Since May 1987, York Film Theatre (YFT) had operated City Screen at Tempest Anderson Hall, Yorkshire Museum, Museum Gardens. In 1997, however, YFT entered into a ground-breaking public/private partnership with a commercial arts cinema group, coincidentally called City Screen Limited, to create a new art-house cinema in the centre of York. 

In 1998, the new partnership won an Arts Council Lottery Award of £2.37 million, a sum matched by City Screen Ltd, to buy and renovate the Yorkshire Herald newspaper building that had stood derelict since 1989. 
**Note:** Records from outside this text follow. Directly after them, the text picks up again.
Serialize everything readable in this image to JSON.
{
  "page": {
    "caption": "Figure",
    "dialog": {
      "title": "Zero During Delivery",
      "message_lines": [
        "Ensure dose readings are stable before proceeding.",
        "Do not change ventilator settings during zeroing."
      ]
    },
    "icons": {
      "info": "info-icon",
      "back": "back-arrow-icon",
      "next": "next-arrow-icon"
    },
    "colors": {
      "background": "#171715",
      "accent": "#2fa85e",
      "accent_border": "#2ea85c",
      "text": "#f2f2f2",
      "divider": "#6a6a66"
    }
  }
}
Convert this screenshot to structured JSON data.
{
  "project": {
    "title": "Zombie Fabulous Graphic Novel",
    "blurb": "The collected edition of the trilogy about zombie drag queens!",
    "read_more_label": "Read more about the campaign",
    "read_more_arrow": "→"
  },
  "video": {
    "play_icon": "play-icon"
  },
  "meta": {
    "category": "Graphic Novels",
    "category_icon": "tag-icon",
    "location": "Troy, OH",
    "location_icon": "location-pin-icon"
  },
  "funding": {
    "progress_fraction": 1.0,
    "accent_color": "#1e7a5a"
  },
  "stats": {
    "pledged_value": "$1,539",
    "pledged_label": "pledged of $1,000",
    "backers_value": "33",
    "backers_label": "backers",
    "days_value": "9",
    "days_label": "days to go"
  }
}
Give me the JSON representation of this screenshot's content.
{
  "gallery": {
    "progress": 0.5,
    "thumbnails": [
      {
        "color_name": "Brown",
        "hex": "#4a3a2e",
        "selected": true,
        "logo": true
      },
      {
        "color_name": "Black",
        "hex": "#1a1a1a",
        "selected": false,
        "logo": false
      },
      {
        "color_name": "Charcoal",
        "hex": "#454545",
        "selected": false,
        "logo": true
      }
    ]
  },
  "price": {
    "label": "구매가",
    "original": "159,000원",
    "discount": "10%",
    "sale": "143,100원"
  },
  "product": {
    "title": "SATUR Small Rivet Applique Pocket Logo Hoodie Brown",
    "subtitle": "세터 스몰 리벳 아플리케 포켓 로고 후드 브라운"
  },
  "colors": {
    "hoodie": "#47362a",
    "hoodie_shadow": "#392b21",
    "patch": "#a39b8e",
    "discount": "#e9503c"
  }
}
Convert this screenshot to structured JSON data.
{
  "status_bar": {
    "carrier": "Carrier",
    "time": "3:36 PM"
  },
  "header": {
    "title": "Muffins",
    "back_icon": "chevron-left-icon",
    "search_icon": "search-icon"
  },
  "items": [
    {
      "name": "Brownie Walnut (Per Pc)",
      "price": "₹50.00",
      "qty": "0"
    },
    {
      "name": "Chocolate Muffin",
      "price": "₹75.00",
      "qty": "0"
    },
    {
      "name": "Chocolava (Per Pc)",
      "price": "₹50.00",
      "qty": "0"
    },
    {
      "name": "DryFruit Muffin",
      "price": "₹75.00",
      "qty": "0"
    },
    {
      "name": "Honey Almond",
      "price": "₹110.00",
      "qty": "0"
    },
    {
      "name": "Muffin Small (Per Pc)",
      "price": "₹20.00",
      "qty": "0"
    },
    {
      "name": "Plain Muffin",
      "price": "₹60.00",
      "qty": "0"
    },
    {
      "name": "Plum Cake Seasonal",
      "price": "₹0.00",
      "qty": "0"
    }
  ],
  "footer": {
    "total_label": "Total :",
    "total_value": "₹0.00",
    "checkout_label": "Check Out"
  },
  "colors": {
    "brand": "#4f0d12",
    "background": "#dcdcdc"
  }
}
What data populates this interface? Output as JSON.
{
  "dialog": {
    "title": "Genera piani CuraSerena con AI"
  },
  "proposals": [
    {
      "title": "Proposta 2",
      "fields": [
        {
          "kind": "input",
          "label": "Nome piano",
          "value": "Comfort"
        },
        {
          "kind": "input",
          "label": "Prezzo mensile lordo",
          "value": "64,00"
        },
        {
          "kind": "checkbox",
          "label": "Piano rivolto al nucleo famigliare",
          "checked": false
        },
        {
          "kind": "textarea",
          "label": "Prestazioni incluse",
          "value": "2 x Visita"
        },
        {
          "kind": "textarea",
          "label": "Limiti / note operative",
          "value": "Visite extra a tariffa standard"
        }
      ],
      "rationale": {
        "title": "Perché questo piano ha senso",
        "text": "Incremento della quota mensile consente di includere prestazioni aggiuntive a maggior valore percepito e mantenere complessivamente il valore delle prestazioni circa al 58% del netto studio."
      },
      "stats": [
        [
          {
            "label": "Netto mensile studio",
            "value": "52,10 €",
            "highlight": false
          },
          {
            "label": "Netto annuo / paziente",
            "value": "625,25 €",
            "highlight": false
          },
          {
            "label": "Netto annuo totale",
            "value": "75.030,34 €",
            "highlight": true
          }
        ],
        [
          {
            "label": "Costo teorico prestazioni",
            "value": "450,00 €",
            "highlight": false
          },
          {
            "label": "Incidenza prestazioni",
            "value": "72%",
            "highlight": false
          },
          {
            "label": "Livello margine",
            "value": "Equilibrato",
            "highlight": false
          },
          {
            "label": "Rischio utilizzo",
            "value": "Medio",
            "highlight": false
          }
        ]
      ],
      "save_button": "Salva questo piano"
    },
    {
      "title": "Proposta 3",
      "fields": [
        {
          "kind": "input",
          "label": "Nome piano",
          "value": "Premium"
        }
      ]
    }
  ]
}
Ibrahim Ferrer and Omara  Portuondo in Buena Vista Social Club

The new City Screen, York, opened for business in January 2000 with a first programme of Wenders’ Buena Vista Social Club, Martin Scorsese’s Bringing Out The Dead, Steven Soderbergh’s The Limey and Simon Beaufoy and Billie Eltringham’s The Darkest Light.

In Scorsese’s Oscar-nominated documentary, Cuba’s  rich and colourful past comes vividly to life as the Paris, Texas and Wings Of Desire director documents American musician Ry Cooder’s return to Havana.

There Cooder had recorded the Grammy Award-winning Buena Vista Social Club album, still the biggest-selling world music recording of all time, with veteran musicians Ibrahim Ferrer, Rubén González, Eliades Ochoa, Omara  Portuondo and Compay Segundo.

This dream team of players from Cuban music’s golden age introduced the rhythms of Son, Bolero and Danzón to a new audience, making them instant international stars.

Compay Segundo performing with the Buena Vista Social Club musicians

Never a regular band, however, The Buena Vista Social Club had gone their separate ways after that 1997 album, but Cooder’s return brought them together again in 1998 to look back to the halcyon days of Cuba’s music scene, when the rich and famous travelled from all over the world to listen to them.

In the film’s climax, their music comes alive anew as they rehearse for their first – and only – performance in the United States at a sold-out Carnegie Hall in New York

Looking forward to introducing the January 7 screening, Tony says: “”Our wine supplier, Bibendum, has generously provided us with some Prosecco to enable us to give members a free drink on the night to toast City Screen on this anniversary, and we’ll even have our head chef make some birthday cake as well. 

“What’s more, the celebrations will continue throughout 2020 with more special events once the ‘Oscar season’ is over, so keep an eye out for those too.”